Embora estando encapsulado num invólucro lipídico, o mRNA pode continuar a sofrer agressões de enzimas exteriores, que estão presentes em tudo o que é sítio. Daí necessitarem de um armazenamento a temperaturas tão baixas: não só porque conferem maior capacidade de proteção ao invólucro, mantendo-o intacto, como as enzimas que degradam o mRNA não funcionam em temperaturas tão baixas”, explica Celso Cunha.
Os problemas de exportação e o preço
As fábricas da Pfizer localizam-se nos Estados Unidos, na União Europeia e no Reino Unido. Tendo em conta os problemas de logística (que envolvem principalmente a manutenção de temperaturas frias no transporte), Celso Cunha considera que as vacinas desta farmacêutica não devem exportadas para os países de baixa renda. “Há uma cadeia de transporte que exige que as vacinas permaneçam no frio, num ambiente gelado até chegar ao destino final, o que torna muito difícil chegar a populações remotas e a grandes cidades de países de baixas rendas”, justifica.

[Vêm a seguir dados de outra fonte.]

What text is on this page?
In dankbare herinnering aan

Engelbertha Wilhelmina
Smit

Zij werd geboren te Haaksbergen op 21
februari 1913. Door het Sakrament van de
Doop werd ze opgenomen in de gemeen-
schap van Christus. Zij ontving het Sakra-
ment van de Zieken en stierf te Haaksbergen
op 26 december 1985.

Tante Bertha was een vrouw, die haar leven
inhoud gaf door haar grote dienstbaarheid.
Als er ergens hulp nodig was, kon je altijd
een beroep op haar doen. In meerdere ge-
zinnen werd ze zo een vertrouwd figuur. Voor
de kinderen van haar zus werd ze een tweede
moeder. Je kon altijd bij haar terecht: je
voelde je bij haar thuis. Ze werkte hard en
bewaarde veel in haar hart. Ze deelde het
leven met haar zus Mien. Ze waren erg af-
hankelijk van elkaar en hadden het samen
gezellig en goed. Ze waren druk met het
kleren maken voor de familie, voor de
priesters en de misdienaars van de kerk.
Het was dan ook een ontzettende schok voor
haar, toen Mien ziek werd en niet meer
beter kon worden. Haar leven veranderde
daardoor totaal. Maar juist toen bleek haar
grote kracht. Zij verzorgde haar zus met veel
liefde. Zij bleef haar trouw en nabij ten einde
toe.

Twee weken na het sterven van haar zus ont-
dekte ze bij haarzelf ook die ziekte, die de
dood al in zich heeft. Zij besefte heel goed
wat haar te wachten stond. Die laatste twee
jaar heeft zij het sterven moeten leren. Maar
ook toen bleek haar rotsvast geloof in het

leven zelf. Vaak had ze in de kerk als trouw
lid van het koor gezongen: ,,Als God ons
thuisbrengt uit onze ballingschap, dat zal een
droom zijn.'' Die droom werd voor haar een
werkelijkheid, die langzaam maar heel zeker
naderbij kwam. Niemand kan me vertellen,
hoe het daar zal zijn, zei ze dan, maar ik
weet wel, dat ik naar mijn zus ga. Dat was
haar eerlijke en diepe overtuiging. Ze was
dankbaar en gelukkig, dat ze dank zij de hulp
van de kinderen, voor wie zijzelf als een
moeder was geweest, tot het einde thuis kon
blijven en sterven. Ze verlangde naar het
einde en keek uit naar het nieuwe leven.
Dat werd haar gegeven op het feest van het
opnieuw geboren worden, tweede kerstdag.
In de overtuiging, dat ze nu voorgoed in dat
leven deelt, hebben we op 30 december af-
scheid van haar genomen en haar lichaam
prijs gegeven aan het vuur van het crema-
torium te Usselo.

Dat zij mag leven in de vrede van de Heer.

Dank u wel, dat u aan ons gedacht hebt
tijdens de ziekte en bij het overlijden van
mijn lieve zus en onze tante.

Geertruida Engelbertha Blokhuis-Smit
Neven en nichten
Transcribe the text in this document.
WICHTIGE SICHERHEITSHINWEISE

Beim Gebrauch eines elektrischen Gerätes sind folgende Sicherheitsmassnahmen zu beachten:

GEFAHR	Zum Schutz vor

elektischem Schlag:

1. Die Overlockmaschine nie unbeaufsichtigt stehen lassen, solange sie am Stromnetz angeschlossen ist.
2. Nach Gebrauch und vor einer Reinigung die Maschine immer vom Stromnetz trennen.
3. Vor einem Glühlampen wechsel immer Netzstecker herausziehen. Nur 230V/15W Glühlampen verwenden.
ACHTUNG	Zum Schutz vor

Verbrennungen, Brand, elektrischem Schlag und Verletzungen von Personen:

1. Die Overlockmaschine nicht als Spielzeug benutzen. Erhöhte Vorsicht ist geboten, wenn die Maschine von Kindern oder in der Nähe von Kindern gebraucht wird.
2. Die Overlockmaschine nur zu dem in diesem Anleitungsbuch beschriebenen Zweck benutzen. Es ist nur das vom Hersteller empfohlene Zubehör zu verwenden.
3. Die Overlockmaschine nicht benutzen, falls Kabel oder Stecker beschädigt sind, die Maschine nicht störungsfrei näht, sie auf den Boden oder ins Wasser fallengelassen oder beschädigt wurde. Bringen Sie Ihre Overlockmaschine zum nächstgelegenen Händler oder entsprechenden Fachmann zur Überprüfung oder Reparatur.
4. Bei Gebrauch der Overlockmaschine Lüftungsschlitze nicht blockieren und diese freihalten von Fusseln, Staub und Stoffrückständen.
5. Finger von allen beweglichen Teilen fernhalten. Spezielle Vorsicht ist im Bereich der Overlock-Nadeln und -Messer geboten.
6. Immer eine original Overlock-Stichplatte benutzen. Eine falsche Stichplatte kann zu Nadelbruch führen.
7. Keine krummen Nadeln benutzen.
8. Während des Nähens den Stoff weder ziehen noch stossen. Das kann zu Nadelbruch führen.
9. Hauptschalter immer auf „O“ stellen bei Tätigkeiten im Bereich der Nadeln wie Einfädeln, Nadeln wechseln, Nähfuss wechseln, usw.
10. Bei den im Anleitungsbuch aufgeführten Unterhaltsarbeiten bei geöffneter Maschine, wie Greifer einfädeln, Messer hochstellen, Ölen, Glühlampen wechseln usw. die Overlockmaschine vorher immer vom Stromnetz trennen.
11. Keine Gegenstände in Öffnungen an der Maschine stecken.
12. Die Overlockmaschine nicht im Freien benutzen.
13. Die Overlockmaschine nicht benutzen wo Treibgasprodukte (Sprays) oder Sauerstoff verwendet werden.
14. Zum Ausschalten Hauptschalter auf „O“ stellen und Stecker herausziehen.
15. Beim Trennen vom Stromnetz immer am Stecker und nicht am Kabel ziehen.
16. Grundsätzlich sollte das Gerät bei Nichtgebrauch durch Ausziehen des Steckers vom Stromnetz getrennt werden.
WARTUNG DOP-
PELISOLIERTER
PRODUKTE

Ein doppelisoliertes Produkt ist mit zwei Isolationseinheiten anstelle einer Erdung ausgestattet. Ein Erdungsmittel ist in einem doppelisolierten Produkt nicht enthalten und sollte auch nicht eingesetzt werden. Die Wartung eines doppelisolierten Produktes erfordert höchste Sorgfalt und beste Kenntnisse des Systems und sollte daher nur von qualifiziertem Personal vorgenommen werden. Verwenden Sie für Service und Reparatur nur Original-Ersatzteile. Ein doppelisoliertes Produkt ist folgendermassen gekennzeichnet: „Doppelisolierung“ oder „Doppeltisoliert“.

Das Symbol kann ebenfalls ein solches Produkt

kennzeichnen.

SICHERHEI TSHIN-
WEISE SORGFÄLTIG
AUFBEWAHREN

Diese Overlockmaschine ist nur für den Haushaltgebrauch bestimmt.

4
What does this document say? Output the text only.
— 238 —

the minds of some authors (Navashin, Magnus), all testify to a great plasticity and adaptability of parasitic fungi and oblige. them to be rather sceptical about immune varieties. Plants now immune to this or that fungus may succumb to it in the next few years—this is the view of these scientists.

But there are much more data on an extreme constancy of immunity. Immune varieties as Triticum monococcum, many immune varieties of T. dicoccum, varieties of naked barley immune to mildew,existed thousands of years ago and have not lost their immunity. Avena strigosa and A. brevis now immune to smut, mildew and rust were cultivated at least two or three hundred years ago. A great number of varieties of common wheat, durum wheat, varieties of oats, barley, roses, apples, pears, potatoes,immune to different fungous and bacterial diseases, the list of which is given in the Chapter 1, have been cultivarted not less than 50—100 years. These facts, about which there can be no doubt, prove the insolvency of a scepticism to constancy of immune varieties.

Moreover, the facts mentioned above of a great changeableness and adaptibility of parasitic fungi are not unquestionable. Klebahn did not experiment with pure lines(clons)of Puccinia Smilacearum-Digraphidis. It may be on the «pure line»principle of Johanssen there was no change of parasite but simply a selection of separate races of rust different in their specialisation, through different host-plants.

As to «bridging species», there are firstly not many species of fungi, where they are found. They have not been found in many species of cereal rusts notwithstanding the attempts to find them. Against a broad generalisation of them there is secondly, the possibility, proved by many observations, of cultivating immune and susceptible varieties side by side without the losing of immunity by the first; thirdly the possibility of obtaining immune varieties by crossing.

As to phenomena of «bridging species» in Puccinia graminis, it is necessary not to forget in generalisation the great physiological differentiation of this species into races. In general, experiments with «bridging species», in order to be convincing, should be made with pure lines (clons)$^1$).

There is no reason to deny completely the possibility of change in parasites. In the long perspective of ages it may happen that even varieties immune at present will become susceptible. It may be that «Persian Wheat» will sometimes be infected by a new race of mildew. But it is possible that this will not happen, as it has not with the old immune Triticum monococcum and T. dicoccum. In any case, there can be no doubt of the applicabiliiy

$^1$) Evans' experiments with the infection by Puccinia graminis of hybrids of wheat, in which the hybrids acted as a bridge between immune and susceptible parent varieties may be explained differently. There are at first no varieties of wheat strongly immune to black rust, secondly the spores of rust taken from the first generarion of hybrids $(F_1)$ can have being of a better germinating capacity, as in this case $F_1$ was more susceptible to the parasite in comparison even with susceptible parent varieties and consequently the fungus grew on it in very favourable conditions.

Apesar da produção em linha não ser tarefa fácil, Celso Cunha considera as vacinas do género da Pfizer “não são caras” e o que preço poderá ser “especulativo”. E também destaca que o mecanismo por detrás deste tipo de imunizantes é facilmente alterável — uma vantagem face às novas variantes que poderão pôr em causa a sua eficácia. É “mais fácil nesse aspeto”, resume.